Pourquoi cette coalition a-t-elle le vent en poupe?
Il faut être très prudent dans la réponse. D’un côté, cette coalition a le vent en poupe, elle réunit 45% d’intentions de vote, mais ce qu’il faut surtout voir, c’est que la progression la plus spectaculaire se fait à l’intérieur, puisque Fratelli d’Italia, avec 24% à 25% d’intentions de vote, devient le parti dominant de cette coalition et fait de Giorgia Meloni une présidente du Conseil en puissance. Aux élections de 2018, Fratelli d’Italia avec Meloni à sa tête faisait seulement 4%. Cette progression de 20 points est absolument spectaculaire.

Alors, pourquoi cette progression?
Parce que le parti dominant de cette coalition, contrairement aux deux autres, a été dans l’opposition depuis 2012. Et les Italiens depuis 1994, à chaque élection, votent pour l’alternance. Si bien qu’aujourd’hui, Fratelli d’Italia apparaît comme l’alternance possible, voire l’alternative: pourquoi ne pas essayer Giorgia Meloni?, se demande une partie des Italiens. Elle apparaît comme quelqu’un de neuf, alors qu’elle est en politique depuis longtemps, qu’elle a même été ministre du gouvernement de Silvio Berlusconi, la plus jeune, d’ailleurs, je crois, d’un gouvernement italien, entre 2008 et 2011.

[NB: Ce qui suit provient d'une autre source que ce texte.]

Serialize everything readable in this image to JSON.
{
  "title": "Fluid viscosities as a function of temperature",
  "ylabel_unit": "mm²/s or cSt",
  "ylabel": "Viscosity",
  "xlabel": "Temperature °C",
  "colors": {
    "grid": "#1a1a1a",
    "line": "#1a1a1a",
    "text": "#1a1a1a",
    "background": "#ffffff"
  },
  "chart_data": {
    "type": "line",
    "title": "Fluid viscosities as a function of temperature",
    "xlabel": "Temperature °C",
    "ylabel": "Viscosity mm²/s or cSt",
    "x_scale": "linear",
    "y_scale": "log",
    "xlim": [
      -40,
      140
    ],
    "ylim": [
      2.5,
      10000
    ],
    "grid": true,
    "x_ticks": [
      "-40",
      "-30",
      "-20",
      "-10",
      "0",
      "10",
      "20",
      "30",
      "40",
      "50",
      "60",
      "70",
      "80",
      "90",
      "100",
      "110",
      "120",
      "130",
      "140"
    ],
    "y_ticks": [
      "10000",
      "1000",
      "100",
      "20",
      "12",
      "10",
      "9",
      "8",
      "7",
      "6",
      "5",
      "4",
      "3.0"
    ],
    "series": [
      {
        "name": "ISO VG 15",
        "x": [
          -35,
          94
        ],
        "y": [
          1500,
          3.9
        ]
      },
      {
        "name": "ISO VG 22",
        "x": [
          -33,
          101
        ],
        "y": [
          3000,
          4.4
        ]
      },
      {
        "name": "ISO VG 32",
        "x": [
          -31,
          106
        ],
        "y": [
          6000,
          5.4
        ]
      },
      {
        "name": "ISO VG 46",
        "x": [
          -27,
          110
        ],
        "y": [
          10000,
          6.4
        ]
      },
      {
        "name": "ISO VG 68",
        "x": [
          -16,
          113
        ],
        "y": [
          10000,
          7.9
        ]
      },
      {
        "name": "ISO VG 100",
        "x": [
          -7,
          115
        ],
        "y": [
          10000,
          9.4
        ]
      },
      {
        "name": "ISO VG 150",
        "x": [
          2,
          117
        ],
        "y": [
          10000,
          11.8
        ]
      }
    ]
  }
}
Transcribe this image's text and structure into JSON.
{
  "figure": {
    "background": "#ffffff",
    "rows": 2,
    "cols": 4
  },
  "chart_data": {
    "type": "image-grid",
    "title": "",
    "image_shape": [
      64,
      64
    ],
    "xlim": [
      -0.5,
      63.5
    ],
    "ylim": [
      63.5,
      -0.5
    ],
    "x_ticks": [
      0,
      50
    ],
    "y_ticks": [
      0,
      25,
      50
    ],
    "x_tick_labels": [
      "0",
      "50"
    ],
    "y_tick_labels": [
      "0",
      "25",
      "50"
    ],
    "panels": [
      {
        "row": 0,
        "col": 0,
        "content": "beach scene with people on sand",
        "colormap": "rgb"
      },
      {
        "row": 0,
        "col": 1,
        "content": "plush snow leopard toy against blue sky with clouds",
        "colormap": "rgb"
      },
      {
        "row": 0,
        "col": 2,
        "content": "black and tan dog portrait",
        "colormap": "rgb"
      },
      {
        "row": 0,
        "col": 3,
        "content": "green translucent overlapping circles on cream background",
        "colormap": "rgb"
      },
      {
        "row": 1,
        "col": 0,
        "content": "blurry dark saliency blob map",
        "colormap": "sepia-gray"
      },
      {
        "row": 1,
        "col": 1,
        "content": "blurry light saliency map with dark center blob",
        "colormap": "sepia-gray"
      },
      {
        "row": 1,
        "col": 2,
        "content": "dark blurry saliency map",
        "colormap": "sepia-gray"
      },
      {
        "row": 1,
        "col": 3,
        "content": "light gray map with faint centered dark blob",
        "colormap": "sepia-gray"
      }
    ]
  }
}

«Et puis, beaucoup d’Italiens, même s’ils ne sont pas majoritaires, se reconnaissent dans ce qu’elle propose d’un point de vue programmatique, et notamment cette dimension sur les valeurs, conservatrices, parfois réactionnaires, en réaction à toutes les mesures de libéralisation sociétales qui existent en Italie»

Les Italiens ont donc une grosse envie de droite?

«Attention! Si cette coalition gagne, c’est pour une raison et c’est capital: c’est qu’elle est unie»

Il faut faire intervenir ici le mode de scrutin pour comprendre. Les deux tiers des députés et des sénateurs vont être élus à la proportionnelle et le tiers restant, au scrutin uninominal majoritaire à un tour, celui arrivant en tête est élu quel que soit le pourcentage de voix qu’il obtient. Or la coalition de droite aura systématiquement un seul candidat dans ces collèges uninominaux. En face, le Centre de Matteo Renzi, le Parti démocrate d’Enrico Letta et ses petits alliés, le Mouvement 5 étoiles sont divisés, n’ayant pas réussi à se mettre d’accord. Ce qui avantage bien évidemment la coalition de droite. Mais si l’on fait l’addition des intentions de vote pour le Centre, pour le Parti démocrate et ses alliés, pour le Mouvement 5 étoiles, on obtient à peu près la même chose que pour la coalition de droite.

«Cela étant, oui, pour des raisons politiques, sociologiques et culturelles, la droite italienne, unie dans sa diversité, dispose d’un solide "bloc social", pour parler comme le théoricien marxiste Antonio Gramsci»

Pour autant, il faut s’enlever cette idée selon laquelle les Italiens votent majoritairement pour la droite. Ils votent beaucoup pour la droite, mais c’est parce que tous ceux qui s’opposent à la droite ont été incapables de se mettre d’accord.